Landings on Alderney sea bird colonies is stopped

ALDERNEY Bird Observatory has suspended any landings on the sea bird colonies off the island’s coast, as avian flu cases rise in France and the UK.

Picture courtesy of Alderney Wildlife Trust.
Picture courtesy of Alderney Wildlife Trust.

The colonies will still be viewable, but only from boats or mainland Alderney.

‘There are no cases currently, but the virus is steadily creeping towards us with recent outbreaks in Norfolk, Suffolk and several along the Dutch coast – there have also been outbreaks on the UK south coast and French coastline as close as Calais,’ said Alderney bird warden and official bird recorder John Horton.

There have been multiple dead sea birds found at Barfleur, just 40 miles away on the French coast.

‘The Channel Islands have been extremely fortunate so far, but this could change overnight.’

Bird ringing across the Bailiwick has been suspended to avoid contact with birds.

‘The virus is easily and quickly spread via birds’ faeces so walking through any sea bird colony, especially concentrated colonies like gannets, would spread the virus putting birds at unnecessary risk.’

Mr Horton is unsure how long the ban would last, as outbreaks in more recent years have mainly involved wild birds, and had not reached the Bailiwick.
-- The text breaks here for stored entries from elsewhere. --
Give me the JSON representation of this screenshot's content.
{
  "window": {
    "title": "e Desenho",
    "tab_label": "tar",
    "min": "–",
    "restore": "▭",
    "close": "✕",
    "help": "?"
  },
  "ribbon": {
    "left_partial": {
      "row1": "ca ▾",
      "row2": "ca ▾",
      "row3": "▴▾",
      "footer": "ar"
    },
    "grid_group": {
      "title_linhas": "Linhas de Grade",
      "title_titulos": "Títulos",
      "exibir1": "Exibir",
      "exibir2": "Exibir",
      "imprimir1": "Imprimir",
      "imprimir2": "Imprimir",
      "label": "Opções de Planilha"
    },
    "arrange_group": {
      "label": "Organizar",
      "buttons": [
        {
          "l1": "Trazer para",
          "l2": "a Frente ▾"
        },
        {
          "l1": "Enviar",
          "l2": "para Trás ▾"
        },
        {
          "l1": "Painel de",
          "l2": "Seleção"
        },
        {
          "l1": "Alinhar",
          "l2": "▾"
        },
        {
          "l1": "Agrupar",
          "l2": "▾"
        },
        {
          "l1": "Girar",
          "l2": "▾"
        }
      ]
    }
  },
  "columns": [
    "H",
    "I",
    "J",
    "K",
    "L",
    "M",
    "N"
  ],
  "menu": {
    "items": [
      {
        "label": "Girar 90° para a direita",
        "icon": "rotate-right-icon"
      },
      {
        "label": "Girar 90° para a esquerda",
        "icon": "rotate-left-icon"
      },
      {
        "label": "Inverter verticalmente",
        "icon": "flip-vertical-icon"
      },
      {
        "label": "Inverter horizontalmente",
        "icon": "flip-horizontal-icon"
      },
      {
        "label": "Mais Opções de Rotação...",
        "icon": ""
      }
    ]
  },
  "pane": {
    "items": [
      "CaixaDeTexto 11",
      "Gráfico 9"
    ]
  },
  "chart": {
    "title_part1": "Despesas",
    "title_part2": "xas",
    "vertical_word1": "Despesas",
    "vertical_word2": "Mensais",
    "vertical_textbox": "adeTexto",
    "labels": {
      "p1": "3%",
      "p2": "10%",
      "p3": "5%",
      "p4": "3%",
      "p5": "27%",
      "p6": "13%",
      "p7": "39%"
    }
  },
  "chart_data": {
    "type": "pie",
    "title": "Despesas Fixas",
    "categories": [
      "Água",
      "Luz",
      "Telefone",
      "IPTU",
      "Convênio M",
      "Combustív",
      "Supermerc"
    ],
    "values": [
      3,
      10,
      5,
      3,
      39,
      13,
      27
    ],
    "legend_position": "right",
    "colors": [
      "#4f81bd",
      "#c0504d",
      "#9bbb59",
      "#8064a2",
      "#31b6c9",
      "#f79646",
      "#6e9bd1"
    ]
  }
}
‘This time we have a strain that is affecting sea birds, which for all of our islands is a much greater threat.’

Tourism in Alderney is not being affected currently, however this may change if they are faced with the outbreaks that have occurred elsewhere.

Bird observations have also been ceased for the time being, in order to prioritise the safety of the sea birds.

‘The annual data collected by our bird observatory researchers is extremely important for monitoring the productivity, behavioural changes, and population dynamics of our sea birds, but these fall way down the queue behind public safety and the welfare of the birds themselves,’ said Mr Horton.

‘Given the current developing situation our priority must be to minimise risk by suspending any scientific activities that involve handling sea birds.

‘In Alderney protocols have been established and designated trained individuals are ready to react should the worst happen.’

Mr Horton said members of the public should avoid picking up any ill-looking or dead sea birds and instead report the location of the birds to the authorities.